What you're sharing tells me that you felt uncomfortable from the very beginning and that those feelings intensified into horror. Those responses matter deeply. Even at six years old, our bodies and minds can recognize when something doesn't feel right or safe, and your discomfort was a valid signal that your boundaries were being crossed. At the same time, it's important to understand that six-year-olds are still in the very early stages of learning about boundaries, consent, and social cues. Young children are developing their ability to recognize and respond to other people's body language and verbal signals, and they may not yet have the skills to understand when someone is uncomfortable or to stop behavior that's harmful. This developmental reality doesn't change the impact this experience had on you or make what happened appropriate, but it does provide context for understanding that young children are still learning these essential social and emotional skills.

Regardless of how you choose to name this experience, what matters most is that it affected you. The fact that you felt uncomfortable, that you remember feeling horrified, and that you've carried stress about this for years tells us that this experience was significant and harmful to you.
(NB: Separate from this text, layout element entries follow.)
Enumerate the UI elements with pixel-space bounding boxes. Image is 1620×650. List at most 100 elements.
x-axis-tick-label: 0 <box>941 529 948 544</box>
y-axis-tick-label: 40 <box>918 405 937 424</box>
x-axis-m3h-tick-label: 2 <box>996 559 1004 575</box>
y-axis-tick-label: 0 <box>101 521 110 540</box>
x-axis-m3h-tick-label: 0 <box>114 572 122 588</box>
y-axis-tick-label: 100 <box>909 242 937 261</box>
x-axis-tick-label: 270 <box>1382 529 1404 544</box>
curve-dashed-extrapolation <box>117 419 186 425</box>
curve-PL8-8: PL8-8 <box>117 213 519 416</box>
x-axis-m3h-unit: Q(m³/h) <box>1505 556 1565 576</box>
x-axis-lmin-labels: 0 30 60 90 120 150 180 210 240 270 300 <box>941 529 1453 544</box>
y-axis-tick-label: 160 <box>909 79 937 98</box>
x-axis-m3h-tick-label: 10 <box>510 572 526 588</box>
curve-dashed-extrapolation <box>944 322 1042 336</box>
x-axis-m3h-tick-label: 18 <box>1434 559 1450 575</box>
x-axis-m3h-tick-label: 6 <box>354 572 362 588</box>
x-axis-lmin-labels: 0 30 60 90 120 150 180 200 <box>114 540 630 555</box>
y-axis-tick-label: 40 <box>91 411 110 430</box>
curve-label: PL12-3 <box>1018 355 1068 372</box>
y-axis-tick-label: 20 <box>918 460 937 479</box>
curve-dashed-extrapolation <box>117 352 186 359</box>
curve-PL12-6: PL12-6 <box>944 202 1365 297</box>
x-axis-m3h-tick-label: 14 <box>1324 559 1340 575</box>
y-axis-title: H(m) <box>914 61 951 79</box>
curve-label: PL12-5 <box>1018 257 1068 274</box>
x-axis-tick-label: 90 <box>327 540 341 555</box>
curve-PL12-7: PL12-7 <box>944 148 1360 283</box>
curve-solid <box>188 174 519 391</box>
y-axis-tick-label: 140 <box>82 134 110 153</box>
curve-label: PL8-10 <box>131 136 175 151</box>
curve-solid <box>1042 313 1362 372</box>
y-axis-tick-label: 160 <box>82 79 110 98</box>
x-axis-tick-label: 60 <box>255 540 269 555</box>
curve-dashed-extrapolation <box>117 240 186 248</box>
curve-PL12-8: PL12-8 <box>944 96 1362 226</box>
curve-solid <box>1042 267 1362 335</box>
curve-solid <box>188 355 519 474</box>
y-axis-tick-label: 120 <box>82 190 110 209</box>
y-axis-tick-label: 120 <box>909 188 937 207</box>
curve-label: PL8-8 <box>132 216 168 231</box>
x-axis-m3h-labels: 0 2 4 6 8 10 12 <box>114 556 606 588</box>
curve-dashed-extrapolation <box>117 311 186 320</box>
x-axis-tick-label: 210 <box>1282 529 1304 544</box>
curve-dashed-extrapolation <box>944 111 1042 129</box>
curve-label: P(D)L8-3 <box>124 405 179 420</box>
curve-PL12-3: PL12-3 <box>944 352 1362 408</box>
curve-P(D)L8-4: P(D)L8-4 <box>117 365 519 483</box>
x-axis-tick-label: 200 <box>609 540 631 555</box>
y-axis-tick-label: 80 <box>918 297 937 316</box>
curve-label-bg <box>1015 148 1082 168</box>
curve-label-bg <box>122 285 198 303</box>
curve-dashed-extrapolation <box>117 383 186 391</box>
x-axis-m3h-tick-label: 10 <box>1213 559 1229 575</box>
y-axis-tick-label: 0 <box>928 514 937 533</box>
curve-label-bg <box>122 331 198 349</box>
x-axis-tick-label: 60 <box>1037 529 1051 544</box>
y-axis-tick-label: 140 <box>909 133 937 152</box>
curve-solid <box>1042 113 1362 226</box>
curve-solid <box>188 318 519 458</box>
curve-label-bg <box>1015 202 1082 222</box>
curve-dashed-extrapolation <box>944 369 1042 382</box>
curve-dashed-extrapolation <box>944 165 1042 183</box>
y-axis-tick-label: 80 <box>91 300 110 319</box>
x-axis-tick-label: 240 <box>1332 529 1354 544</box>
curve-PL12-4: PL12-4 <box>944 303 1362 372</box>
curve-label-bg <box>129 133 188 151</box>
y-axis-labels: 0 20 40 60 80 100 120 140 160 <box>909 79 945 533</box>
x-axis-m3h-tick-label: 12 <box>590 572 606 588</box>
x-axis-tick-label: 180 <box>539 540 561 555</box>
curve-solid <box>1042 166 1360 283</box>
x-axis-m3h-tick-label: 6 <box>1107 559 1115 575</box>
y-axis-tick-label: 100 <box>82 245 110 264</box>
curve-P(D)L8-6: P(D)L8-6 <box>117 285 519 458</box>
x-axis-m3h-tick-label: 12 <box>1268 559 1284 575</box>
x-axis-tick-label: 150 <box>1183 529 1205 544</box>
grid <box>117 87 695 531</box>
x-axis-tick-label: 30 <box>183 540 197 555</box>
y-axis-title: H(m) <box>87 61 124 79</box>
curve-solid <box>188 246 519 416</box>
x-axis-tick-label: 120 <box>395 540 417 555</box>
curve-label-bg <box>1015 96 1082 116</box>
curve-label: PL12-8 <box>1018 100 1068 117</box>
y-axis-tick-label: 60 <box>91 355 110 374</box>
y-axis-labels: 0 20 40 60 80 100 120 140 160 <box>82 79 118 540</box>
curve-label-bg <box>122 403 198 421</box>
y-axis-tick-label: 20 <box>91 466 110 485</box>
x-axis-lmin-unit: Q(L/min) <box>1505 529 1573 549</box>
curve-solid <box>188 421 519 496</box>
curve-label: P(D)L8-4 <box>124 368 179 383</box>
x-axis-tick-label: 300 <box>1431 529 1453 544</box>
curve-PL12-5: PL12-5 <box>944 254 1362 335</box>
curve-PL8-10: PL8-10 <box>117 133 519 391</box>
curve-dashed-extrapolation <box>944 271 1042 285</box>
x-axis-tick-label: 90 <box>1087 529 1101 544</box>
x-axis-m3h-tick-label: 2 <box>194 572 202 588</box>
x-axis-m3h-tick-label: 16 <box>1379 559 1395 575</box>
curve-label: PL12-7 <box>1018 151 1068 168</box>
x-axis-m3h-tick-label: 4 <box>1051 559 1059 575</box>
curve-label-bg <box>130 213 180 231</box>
You don't need to fit your experience into any particular category for it to matter or for your feelings to be valid. Trauma isn't determined by labels or definitions—it's determined by how an experience impacts you. Your body remembers feeling unsafe, and the emotional weight you've carried is real and deserving of acknowledgment.

Many people who had similar childhood experiences struggle with questions about whether what happened "counts" or whether they have a right to be affected by it. The truth is that if this experience has stayed with you and caused you distress, then it was significant, and you deserve support in processing it. You have every right to seek help and to honor your own feelings about what happened. Healing often begins when we stop questioning whether our pain is valid and start giving ourselves permission to acknowledge the impact something had on us. You deserve care, validation, and support as you work through this. Thank you for trusting us with this.